A direção da Karoon já está a procura de um novo sócio para substituir a Woodside, que desistiu de prosseguir na aquisição dos ativos de Baúna e Tartaruga Verde, localizados nas bacias de Santos e de Campos, respectivamente. A nova estratégia foi confirmada por fontes da petroleira. O plano é prosseguir na disputa pelos ativos ainda que através de um processo público totalmente novo, tendo em vista a recente decisão da Petrobras de cancelar a atual licitação, sob judice desde o ano passado.
A Woodside desistiu de prosseguir no negócio em fevereiro, quando comunicou sua saída à Petrobras e à Karoon através de carta. No documento enviado à petroleira brasileira, a companhia australiana informou que não integrava o consórcio da Karoon. A carta, assinada por Lawrie Tremaine, CFO da Woodise, é datada de 15 de fevereiro e endereçada ao diretor Financeiro da Petrobras, Ivan Monteiro, e gerente-executiva de Aquisições e Desinvestimentos, Anelise Quintão.
O consórcio Karoon-Woodside apresentou o melhor preço na licitação de venda dos dois campos, em outubro, com uma proposta de cerca de US$ 1,5 bilhão, que envolvia a aquisição integral de Baúna e 50% de participação em Tartaruga Verde, campo que continuaria a ser operado pela Petrobras. As petroleiras australianas não chegaram a fixar seus percentuais de participação nas áreas, embora houvesse consenso de que a parcela da Karoon em Baúna seria maior, enquanto a Woodside teria participação maior em Tartaruga Verde.
Na ocasião, a proposta desbancou a oferta da PetroAtlântico, que previa também a aquisição de Golfinho, campo localizado na Bacia do Espírito Santo, que acabou sendo retirado da licitação poucos dias antes da conclusão das negociações. A Karoon e a Woodside iniciaram a etapa de due dilligence, mas o trabalho foi logo paralisado, em novembro, em função da liminar concedida pela juíza Telma Maria Santos Machado, da 1ª Vara Federal de Aracaju, ao sindicato dos petroleiros de Alagoas e Sergipe, Sindipetro AL/SE, suspendo o processo de venda dos dois ativos da Petrobras.

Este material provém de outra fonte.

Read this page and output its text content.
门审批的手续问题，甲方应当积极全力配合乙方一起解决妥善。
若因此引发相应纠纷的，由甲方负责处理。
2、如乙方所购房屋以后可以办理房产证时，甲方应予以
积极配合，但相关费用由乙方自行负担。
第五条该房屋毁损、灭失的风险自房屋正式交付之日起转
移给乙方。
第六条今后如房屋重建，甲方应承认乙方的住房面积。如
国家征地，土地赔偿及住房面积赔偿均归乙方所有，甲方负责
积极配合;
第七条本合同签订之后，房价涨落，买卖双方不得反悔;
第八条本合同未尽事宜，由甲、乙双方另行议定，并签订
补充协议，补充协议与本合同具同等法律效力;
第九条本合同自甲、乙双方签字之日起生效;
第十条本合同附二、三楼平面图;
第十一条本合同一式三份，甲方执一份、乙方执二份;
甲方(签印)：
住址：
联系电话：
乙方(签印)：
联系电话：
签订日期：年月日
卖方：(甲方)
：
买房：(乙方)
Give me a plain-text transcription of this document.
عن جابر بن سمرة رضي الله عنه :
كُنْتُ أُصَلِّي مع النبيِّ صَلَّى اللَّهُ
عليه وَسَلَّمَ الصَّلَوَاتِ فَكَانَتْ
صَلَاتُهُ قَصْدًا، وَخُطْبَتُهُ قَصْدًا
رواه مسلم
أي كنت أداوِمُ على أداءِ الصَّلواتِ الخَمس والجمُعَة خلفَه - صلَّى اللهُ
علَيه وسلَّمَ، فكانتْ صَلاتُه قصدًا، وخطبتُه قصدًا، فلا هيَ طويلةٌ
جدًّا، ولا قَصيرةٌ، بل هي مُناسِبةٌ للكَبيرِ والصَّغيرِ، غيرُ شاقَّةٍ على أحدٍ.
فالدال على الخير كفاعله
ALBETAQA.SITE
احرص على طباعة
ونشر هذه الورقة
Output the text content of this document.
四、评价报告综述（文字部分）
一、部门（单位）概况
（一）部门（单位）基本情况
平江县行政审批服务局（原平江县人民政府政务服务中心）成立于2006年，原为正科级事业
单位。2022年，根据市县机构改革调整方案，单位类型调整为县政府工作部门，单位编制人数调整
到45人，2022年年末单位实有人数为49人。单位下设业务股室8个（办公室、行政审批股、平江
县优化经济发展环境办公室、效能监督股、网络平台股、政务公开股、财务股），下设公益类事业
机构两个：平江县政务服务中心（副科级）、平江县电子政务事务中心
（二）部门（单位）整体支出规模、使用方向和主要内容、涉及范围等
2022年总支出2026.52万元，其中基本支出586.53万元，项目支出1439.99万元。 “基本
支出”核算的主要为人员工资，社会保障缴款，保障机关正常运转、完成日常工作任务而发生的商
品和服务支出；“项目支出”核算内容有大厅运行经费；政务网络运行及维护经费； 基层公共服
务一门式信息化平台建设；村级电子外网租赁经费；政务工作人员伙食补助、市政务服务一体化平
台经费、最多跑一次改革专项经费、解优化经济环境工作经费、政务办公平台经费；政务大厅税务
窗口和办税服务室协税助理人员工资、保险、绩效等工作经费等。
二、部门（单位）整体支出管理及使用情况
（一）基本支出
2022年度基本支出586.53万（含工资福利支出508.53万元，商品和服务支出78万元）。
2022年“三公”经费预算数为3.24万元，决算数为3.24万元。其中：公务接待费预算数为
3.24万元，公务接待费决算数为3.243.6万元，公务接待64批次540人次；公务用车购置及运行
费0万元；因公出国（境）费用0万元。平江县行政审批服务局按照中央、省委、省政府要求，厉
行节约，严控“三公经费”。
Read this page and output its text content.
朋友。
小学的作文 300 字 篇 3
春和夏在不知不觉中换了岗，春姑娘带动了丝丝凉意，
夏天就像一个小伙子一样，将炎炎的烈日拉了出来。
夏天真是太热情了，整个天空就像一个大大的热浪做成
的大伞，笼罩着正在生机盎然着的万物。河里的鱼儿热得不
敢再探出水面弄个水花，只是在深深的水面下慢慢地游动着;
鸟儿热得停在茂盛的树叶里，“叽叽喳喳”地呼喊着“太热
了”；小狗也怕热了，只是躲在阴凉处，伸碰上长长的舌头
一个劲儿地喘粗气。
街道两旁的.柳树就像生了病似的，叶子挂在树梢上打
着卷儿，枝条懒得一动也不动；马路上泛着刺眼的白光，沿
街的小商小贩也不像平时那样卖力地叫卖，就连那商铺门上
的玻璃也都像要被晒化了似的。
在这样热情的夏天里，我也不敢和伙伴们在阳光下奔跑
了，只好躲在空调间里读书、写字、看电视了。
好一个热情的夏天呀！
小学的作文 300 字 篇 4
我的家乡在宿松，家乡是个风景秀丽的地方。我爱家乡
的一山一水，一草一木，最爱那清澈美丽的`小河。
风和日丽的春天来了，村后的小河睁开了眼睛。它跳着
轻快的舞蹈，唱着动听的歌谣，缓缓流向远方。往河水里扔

Presidente da Petrobras, Pedro Parente, tem garantido para investidores as metas de desinvestimentos da empresa ( Agência Petrobras/ Stéferson Faria )
Nova licitação
A Petrobras planeja manter a venda dos dois campos, abrindo uma nova licitação, de acordo com as exigências requeridas pelo TCU. Para isso, é preciso primeiro que a Justiça suspenda em primeira instância o efeito da liminar da Justiça de Sergipe. Seguindo a decisão do TCU, a nova licitação terá que ser pública e toda a sistemática precisará ser reformulada.
No mercado, a aposta é que a retomada da venda desses ativos não ocorra antes do início do quarto trimestre. A avaliação é de as novas regras impõem praticamente o inicio de um novo projeto. A percepção é de que venda de Baúna e Tartaruga acontecerá sob um novo cenário e que isso deve influenciar o preço dos ativos. A avaliação de preço das empresas tende a considerar não só o risco de novas ações judiciais, como também os novos indicadores de produção dos projetos.
Visto como um ativo de economicidade apertada, Baúna tem registrado forte queda de produção nos últimos meses e promete demandar novos investimentos de intervenção em poços e em pelo menos três bombas submarinas (BCS). Quando as empresas começaram a trabalhar na elaboração das propostas, a produção do campo era de cerca de 48 mil b/d de óleo. Dados da ANP de janeiro indicam que a atual produção na área está na casa dos 30,3 mil b/d. De lá para cá, alguns poços tiveram sua operação interrompida.
Em apresentações recentes, o presidente da Petrobras, Pedro Parente, não fala em prazos, mas confirma o compromisso de assegurar US$ 21 bilhões com a venda de ativos até o fim de 2018.
A Brasil Energia Petróleo tentou contato com a Woodside, mas não conseguiu até o fechamento desta reportagem.